We all know Christmas gets earlier every year, but for the last two years I haven't minded at all. Us handcrafters need to get the prep in if we're to make a success of the festive season and this last month has seen me tied to my knitting hamper churning out baubles by the tree-load.
I started my little business last November and one of the first things I had for sale were my knitted Fairisle motif baubles. I LOVE those baubles, they get a lot of attention when I've had them at fairs and I feel a real sense of accomplishment when I've got them completely finished. But they take a long time to make an they're very easy to cock up, I can't count the times I've had to stop and unpick rows of work that took me an age to do in the first place. It's been an important learning curve, realising that sometimes the most beautiful things aren't the most sale-able things. So this year I've been finding new ways of making beautiful baubles that's don't drive me crazy or take an entire day to finish. My Number 1 Bauble Revelation this year has been: Colour Slip Patterns.
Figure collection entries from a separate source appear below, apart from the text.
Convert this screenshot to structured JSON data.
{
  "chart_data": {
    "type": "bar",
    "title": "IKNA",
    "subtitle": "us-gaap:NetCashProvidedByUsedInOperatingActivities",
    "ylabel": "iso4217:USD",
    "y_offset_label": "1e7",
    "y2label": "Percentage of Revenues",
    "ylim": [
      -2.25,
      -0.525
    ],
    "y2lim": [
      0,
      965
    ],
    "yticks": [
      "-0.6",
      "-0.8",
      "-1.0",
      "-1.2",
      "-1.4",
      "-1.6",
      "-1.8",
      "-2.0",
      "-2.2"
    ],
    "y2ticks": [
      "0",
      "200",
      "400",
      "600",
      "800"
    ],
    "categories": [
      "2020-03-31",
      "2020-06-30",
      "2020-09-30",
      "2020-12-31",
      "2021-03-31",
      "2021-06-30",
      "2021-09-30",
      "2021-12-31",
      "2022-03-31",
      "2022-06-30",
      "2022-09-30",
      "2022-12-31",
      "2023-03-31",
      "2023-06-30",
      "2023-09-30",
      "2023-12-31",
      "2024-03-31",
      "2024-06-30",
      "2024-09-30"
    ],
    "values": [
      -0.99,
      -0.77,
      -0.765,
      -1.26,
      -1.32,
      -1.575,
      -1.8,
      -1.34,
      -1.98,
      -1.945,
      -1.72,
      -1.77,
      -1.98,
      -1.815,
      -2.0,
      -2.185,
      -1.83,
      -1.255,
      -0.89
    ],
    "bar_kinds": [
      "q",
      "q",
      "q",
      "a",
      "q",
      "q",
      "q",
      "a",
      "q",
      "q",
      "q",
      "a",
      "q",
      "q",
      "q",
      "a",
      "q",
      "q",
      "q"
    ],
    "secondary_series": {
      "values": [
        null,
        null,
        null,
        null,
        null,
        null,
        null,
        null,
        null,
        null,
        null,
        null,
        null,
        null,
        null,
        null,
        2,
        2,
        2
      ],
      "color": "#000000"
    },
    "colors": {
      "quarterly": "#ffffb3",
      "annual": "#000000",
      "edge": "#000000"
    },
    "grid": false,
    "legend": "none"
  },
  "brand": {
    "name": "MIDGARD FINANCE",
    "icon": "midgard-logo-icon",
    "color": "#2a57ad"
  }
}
Why have I only just discovered this fantastic technique?! Colour slip patterns work by knitting individual rows in different colours and using slipped stitches to bring the previous rows colour into the current row, if you get me? You can probably tell from the picture on the left how it works, and it's AMAZING. With Fairisle colour techniques you have 2 or more colours of yarn in action in each row, with colour slip patterns like the one I used you only have the one colour per row, so much less tangling but just as much fun! These Chevron Baubles are some of my favourites and they're so easy to change up between colour schemes and sizes.
My other Bauble Revelation for 2011 has been the Unexpected Benefits of Mistaken Ordering. That is, I ordered a load of wool, it was the wrong colours, but in the end they were better colours.
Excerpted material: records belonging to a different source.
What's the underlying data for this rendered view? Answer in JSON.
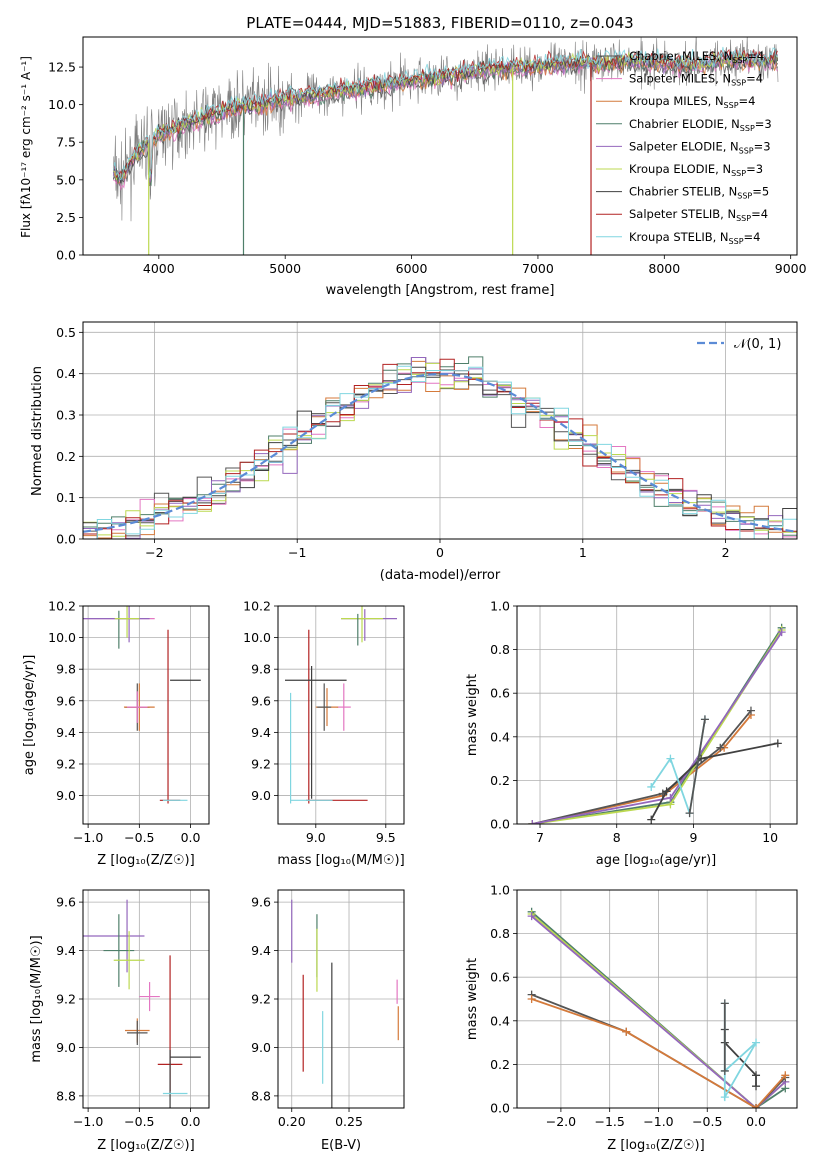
{
  "colors": {
    "grid": "#b0b0b0",
    "normal": "#5b8bd6",
    "series": [
      "#555555",
      "#e377c2",
      "#d47a3b",
      "#4f7f6a",
      "#9467bd",
      "#bcd950",
      "#404040",
      "#b22222",
      "#80d6e0"
    ]
  },
  "chart_data": [
    {
      "id": "spectrum",
      "type": "line",
      "title": "PLATE=0444, MJD=51883, FIBERID=0110, z=0.043",
      "xlabel": "wavelength [Angstrom, rest frame]",
      "ylabel": "Flux [fλ10⁻¹⁷ erg cm⁻² s⁻¹ A⁻¹]",
      "xlim": [
        3400,
        9050
      ],
      "ylim": [
        0,
        14.5
      ],
      "xticks": [
        4000,
        5000,
        6000,
        7000,
        8000,
        9000
      ],
      "yticks": [
        0.0,
        2.5,
        5.0,
        7.5,
        10.0,
        12.5
      ],
      "grid": false,
      "legend_placement": "right",
      "legend": [
        {
          "label": "Chabrier MILES, N",
          "sub": "SSP",
          "tail": "=4"
        },
        {
          "label": "Salpeter MILES, N",
          "sub": "SSP",
          "tail": "=4"
        },
        {
          "label": "Kroupa MILES, N",
          "sub": "SSP",
          "tail": "=4"
        },
        {
          "label": "Chabrier ELODIE, N",
          "sub": "SSP",
          "tail": "=3"
        },
        {
          "label": "Salpeter ELODIE, N",
          "sub": "SSP",
          "tail": "=3"
        },
        {
          "label": "Kroupa ELODIE, N",
          "sub": "SSP",
          "tail": "=3"
        },
        {
          "label": "Chabrier STELIB, N",
          "sub": "SSP",
          "tail": "=5"
        },
        {
          "label": "Salpeter STELIB, N",
          "sub": "SSP",
          "tail": "=4"
        },
        {
          "label": "Kroupa STELIB, N",
          "sub": "SSP",
          "tail": "=4"
        }
      ],
      "continuum": [
        [
          3640,
          5.5
        ],
        [
          3700,
          5.0
        ],
        [
          3800,
          6.5
        ],
        [
          3900,
          7.3
        ],
        [
          4000,
          8.0
        ],
        [
          4200,
          8.7
        ],
        [
          4400,
          9.3
        ],
        [
          4600,
          9.8
        ],
        [
          4800,
          10.0
        ],
        [
          5000,
          10.4
        ],
        [
          5200,
          10.6
        ],
        [
          5500,
          11.0
        ],
        [
          5800,
          11.3
        ],
        [
          6000,
          11.6
        ],
        [
          6300,
          11.9
        ],
        [
          6600,
          12.3
        ],
        [
          7000,
          12.6
        ],
        [
          7400,
          12.8
        ],
        [
          7800,
          12.9
        ],
        [
          8200,
          12.6
        ],
        [
          8500,
          13.0
        ],
        [
          8800,
          12.9
        ],
        [
          8900,
          13.0
        ]
      ],
      "drops": [
        [
          3920,
          "#bcd950"
        ],
        [
          4670,
          "#4f7f6a"
        ],
        [
          6800,
          "#bcd950"
        ],
        [
          7420,
          "#b22222"
        ]
      ]
    },
    {
      "id": "residuals",
      "type": "histogram",
      "xlabel": "(data-model)/error",
      "ylabel": "Normed distribution",
      "xlim": [
        -2.5,
        2.5
      ],
      "ylim": [
        0,
        0.525
      ],
      "xticks": [
        -2,
        -1,
        0,
        1,
        2
      ],
      "yticks": [
        0.0,
        0.1,
        0.2,
        0.3,
        0.4,
        0.5
      ],
      "grid": true,
      "legend_placement": "top-right",
      "legend": [
        {
          "label": "𝒩(0, 1)"
        }
      ]
    },
    {
      "id": "age-vs-z",
      "type": "scatter",
      "xlabel": "Z [log₁₀(Z/Z☉)]",
      "ylabel": "age  [log₁₀(age/yr)]",
      "xlim": [
        -1.05,
        0.18
      ],
      "ylim": [
        8.82,
        10.2
      ],
      "xticks": [
        -1.0,
        -0.5,
        0.0
      ],
      "yticks": [
        9.0,
        9.2,
        9.4,
        9.6,
        9.8,
        10.0,
        10.2
      ],
      "grid": true,
      "points": [
        {
          "x": -0.7,
          "y": 10.12,
          "xerr": 0.35,
          "yerr": 0.0,
          "c": 1
        },
        {
          "x": -0.6,
          "y": 10.12,
          "xerr": 0.1,
          "yerr": 0.15,
          "c": 4
        },
        {
          "x": -0.75,
          "y": 10.12,
          "xerr": 0.35,
          "yerr": 0.0,
          "c": 4
        },
        {
          "x": -0.7,
          "y": 10.05,
          "xerr": 0.0,
          "yerr": 0.12,
          "c": 3
        },
        {
          "x": -0.62,
          "y": 10.12,
          "xerr": 0.12,
          "yerr": 0.12,
          "c": 5
        },
        {
          "x": -0.52,
          "y": 9.56,
          "xerr": 0.12,
          "yerr": 0.15,
          "c": 0
        },
        {
          "x": -0.5,
          "y": 9.56,
          "xerr": 0.15,
          "yerr": 0.15,
          "c": 2
        },
        {
          "x": -0.52,
          "y": 9.56,
          "xerr": 0.1,
          "yerr": 0.1,
          "c": 1
        },
        {
          "x": -0.22,
          "y": 9.5,
          "xerr": 0.0,
          "yerr": 0.55,
          "c": 7
        },
        {
          "x": -0.05,
          "y": 9.73,
          "xerr": 0.15,
          "yerr": 0.0,
          "c": 6
        },
        {
          "x": -0.2,
          "y": 8.97,
          "xerr": 0.1,
          "yerr": 0.0,
          "c": 7
        },
        {
          "x": -0.15,
          "y": 8.97,
          "xerr": 0.12,
          "yerr": 0.0,
          "c": 8
        }
      ]
    },
    {
      "id": "age-vs-mass",
      "type": "scatter",
      "xlabel": "mass [log₁₀(M/M☉)]",
      "xlim": [
        8.73,
        9.63
      ],
      "ylim": [
        8.82,
        10.2
      ],
      "xticks": [
        9.0,
        9.5
      ],
      "yticks": [
        9.0,
        9.2,
        9.4,
        9.6,
        9.8,
        10.0,
        10.2
      ],
      "grid": true,
      "points": [
        {
          "x": 9.38,
          "y": 10.12,
          "xerr": 0.2,
          "yerr": 0.0,
          "c": 4
        },
        {
          "x": 9.35,
          "y": 10.08,
          "xerr": 0.0,
          "yerr": 0.1,
          "c": 4
        },
        {
          "x": 9.33,
          "y": 10.12,
          "xerr": 0.15,
          "yerr": 0.15,
          "c": 5
        },
        {
          "x": 9.3,
          "y": 10.05,
          "xerr": 0.0,
          "yerr": 0.1,
          "c": 3
        },
        {
          "x": 9.2,
          "y": 9.56,
          "xerr": 0.05,
          "yerr": 0.15,
          "c": 1
        },
        {
          "x": 9.08,
          "y": 9.56,
          "xerr": 0.08,
          "yerr": 0.12,
          "c": 2
        },
        {
          "x": 9.06,
          "y": 9.56,
          "xerr": 0.05,
          "yerr": 0.15,
          "c": 0
        },
        {
          "x": 8.95,
          "y": 9.5,
          "xerr": 0.0,
          "yerr": 0.55,
          "c": 7
        },
        {
          "x": 9.0,
          "y": 9.73,
          "xerr": 0.22,
          "yerr": 0.0,
          "c": 6
        },
        {
          "x": 8.97,
          "y": 9.4,
          "xerr": 0.0,
          "yerr": 0.42,
          "c": 6
        },
        {
          "x": 9.15,
          "y": 8.97,
          "xerr": 0.22,
          "yerr": 0.0,
          "c": 7
        },
        {
          "x": 8.97,
          "y": 8.97,
          "xerr": 0.15,
          "yerr": 0.0,
          "c": 8
        },
        {
          "x": 8.82,
          "y": 9.3,
          "xerr": 0.0,
          "yerr": 0.35,
          "c": 8
        }
      ]
    },
    {
      "id": "weight-vs-age",
      "type": "line",
      "xlabel": "age  [log₁₀(age/yr)]",
      "ylabel": "mass weight",
      "xlim": [
        6.7,
        10.35
      ],
      "ylim": [
        0,
        1.0
      ],
      "xticks": [
        7,
        8,
        9,
        10
      ],
      "yticks": [
        0.0,
        0.2,
        0.4,
        0.6,
        0.8,
        1.0
      ],
      "grid": true,
      "series": [
        {
          "c": 2,
          "points": [
            [
              6.9,
              0.0
            ],
            [
              8.6,
              0.13
            ],
            [
              9.4,
              0.35
            ],
            [
              9.75,
              0.5
            ]
          ]
        },
        {
          "c": 0,
          "points": [
            [
              6.9,
              0.0
            ],
            [
              8.6,
              0.14
            ],
            [
              9.35,
              0.35
            ],
            [
              9.75,
              0.52
            ]
          ]
        },
        {
          "c": 3,
          "points": [
            [
              6.9,
              0.0
            ],
            [
              8.7,
              0.1
            ],
            [
              10.15,
              0.9
            ]
          ]
        },
        {
          "c": 5,
          "points": [
            [
              6.9,
              0.0
            ],
            [
              8.7,
              0.09
            ],
            [
              10.15,
              0.89
            ]
          ]
        },
        {
          "c": 4,
          "points": [
            [
              6.9,
              0.0
            ],
            [
              8.7,
              0.12
            ],
            [
              10.15,
              0.88
            ]
          ]
        },
        {
          "c": 6,
          "points": [
            [
              8.45,
              0.02
            ],
            [
              8.65,
              0.15
            ],
            [
              9.1,
              0.3
            ],
            [
              10.1,
              0.37
            ]
          ]
        },
        {
          "c": 8,
          "points": [
            [
              8.45,
              0.17
            ],
            [
              8.7,
              0.3
            ],
            [
              8.95,
              0.05
            ],
            [
              9.15,
              0.48
            ]
          ]
        },
        {
          "c": 0,
          "points": [
            [
              8.95,
              0.05
            ],
            [
              9.15,
              0.48
            ]
          ]
        }
      ]
    },
    {
      "id": "mass-vs-z",
      "type": "scatter",
      "xlabel": "Z [log₁₀(Z/Z☉)]",
      "ylabel": "mass [log₁₀(M/M☉)]",
      "xlim": [
        -1.05,
        0.18
      ],
      "ylim": [
        8.75,
        9.65
      ],
      "xticks": [
        -1.0,
        -0.5,
        0.0
      ],
      "yticks": [
        8.8,
        9.0,
        9.2,
        9.4,
        9.6
      ],
      "grid": true,
      "points": [
        {
          "x": -0.75,
          "y": 9.46,
          "xerr": 0.3,
          "yerr": 0.0,
          "c": 4
        },
        {
          "x": -0.62,
          "y": 9.46,
          "xerr": 0.0,
          "yerr": 0.15,
          "c": 4
        },
        {
          "x": -0.7,
          "y": 9.4,
          "xerr": 0.15,
          "yerr": 0.15,
          "c": 3
        },
        {
          "x": -0.6,
          "y": 9.36,
          "xerr": 0.15,
          "yerr": 0.12,
          "c": 5
        },
        {
          "x": -0.4,
          "y": 9.21,
          "xerr": 0.1,
          "yerr": 0.06,
          "c": 1
        },
        {
          "x": -0.52,
          "y": 9.07,
          "xerr": 0.12,
          "yerr": 0.05,
          "c": 2
        },
        {
          "x": -0.52,
          "y": 9.06,
          "xerr": 0.1,
          "yerr": 0.05,
          "c": 0
        },
        {
          "x": -0.2,
          "y": 9.1,
          "xerr": 0.0,
          "yerr": 0.28,
          "c": 7
        },
        {
          "x": -0.2,
          "y": 8.93,
          "xerr": 0.12,
          "yerr": 0.0,
          "c": 7
        },
        {
          "x": -0.05,
          "y": 8.96,
          "xerr": 0.15,
          "yerr": 0.0,
          "c": 6
        },
        {
          "x": -0.2,
          "y": 8.87,
          "xerr": 0.0,
          "yerr": 0.12,
          "c": 6
        },
        {
          "x": -0.15,
          "y": 8.81,
          "xerr": 0.12,
          "yerr": 0.0,
          "c": 8
        }
      ]
    },
    {
      "id": "mass-vs-ebv",
      "type": "scatter",
      "xlabel": "E(B-V)",
      "xlim": [
        0.188,
        0.298
      ],
      "ylim": [
        8.75,
        9.65
      ],
      "xticks": [
        0.2,
        0.25
      ],
      "yticks": [
        8.8,
        9.0,
        9.2,
        9.4,
        9.6
      ],
      "grid": true,
      "points": [
        {
          "x": 0.2,
          "y": 9.48,
          "xerr": 0.0,
          "yerr": 0.13,
          "c": 4
        },
        {
          "x": 0.21,
          "y": 9.1,
          "xerr": 0.0,
          "yerr": 0.2,
          "c": 7
        },
        {
          "x": 0.222,
          "y": 9.42,
          "xerr": 0.0,
          "yerr": 0.13,
          "c": 3
        },
        {
          "x": 0.222,
          "y": 9.36,
          "xerr": 0.0,
          "yerr": 0.13,
          "c": 5
        },
        {
          "x": 0.227,
          "y": 9.0,
          "xerr": 0.0,
          "yerr": 0.15,
          "c": 8
        },
        {
          "x": 0.235,
          "y": 9.05,
          "xerr": 0.0,
          "yerr": 0.3,
          "c": 6
        },
        {
          "x": 0.292,
          "y": 9.23,
          "xerr": 0.0,
          "yerr": 0.05,
          "c": 1
        },
        {
          "x": 0.293,
          "y": 9.1,
          "xerr": 0.0,
          "yerr": 0.07,
          "c": 2
        }
      ]
    },
    {
      "id": "weight-vs-z",
      "type": "line",
      "xlabel": "Z [log₁₀(Z/Z☉)]",
      "ylabel": "mass weight",
      "xlim": [
        -2.45,
        0.42
      ],
      "ylim": [
        0,
        1.0
      ],
      "xticks": [
        -2.0,
        -1.5,
        -1.0,
        -0.5,
        0.0
      ],
      "yticks": [
        0.0,
        0.2,
        0.4,
        0.6,
        0.8,
        1.0
      ],
      "grid": true,
      "series": [
        {
          "c": 3,
          "points": [
            [
              -2.3,
              0.9
            ],
            [
              0.0,
              0.0
            ],
            [
              0.3,
              0.09
            ]
          ]
        },
        {
          "c": 5,
          "points": [
            [
              -2.3,
              0.89
            ],
            [
              0.0,
              0.0
            ],
            [
              0.3,
              0.12
            ]
          ]
        },
        {
          "c": 4,
          "points": [
            [
              -2.3,
              0.88
            ],
            [
              0.0,
              0.0
            ],
            [
              0.3,
              0.12
            ]
          ]
        },
        {
          "c": 0,
          "points": [
            [
              -2.3,
              0.52
            ],
            [
              -1.33,
              0.35
            ],
            [
              0.0,
              0.0
            ],
            [
              0.3,
              0.14
            ]
          ]
        },
        {
          "c": 2,
          "points": [
            [
              -2.3,
              0.5
            ],
            [
              -1.33,
              0.35
            ],
            [
              0.0,
              0.0
            ],
            [
              0.3,
              0.15
            ]
          ]
        },
        {
          "c": 6,
          "points": [
            [
              -0.32,
              0.36
            ],
            [
              -0.32,
              0.3
            ],
            [
              0.0,
              0.15
            ],
            [
              0.0,
              0.1
            ]
          ]
        },
        {
          "c": 8,
          "points": [
            [
              -0.32,
              0.48
            ],
            [
              -0.32,
              0.05
            ],
            [
              0.0,
              0.3
            ],
            [
              -0.32,
              0.17
            ]
          ]
        },
        {
          "c": 0,
          "points": [
            [
              -0.32,
              0.48
            ],
            [
              -0.32,
              0.17
            ]
          ]
        }
      ]
    }
  ]
}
I had been using some not so great 100% Merino Wool yarn from Abakhans, nice finish but quite splitty to work with. So this year I decided to try out Cascade 220, it was important for me that it was all wool (more on this in a future post) and coming in larger skeins and a better price it seemed a good deal all round. But I can't find it in shops in Liverpool, so I had to rely on internet stores and PDF shade cards to make my choices. What I thought was a lovely midnight-y blue and a paler sky blue for snowy night snowflakey scenes turned out to be teal and turqoise. PANIC I thought! What do I do now?! That's not Christmas!
When I started playing round with the other colours I'd bought I realised that what I had was actually much more interesting and, dare I say it, on trend? Let's hear it for happy accidents!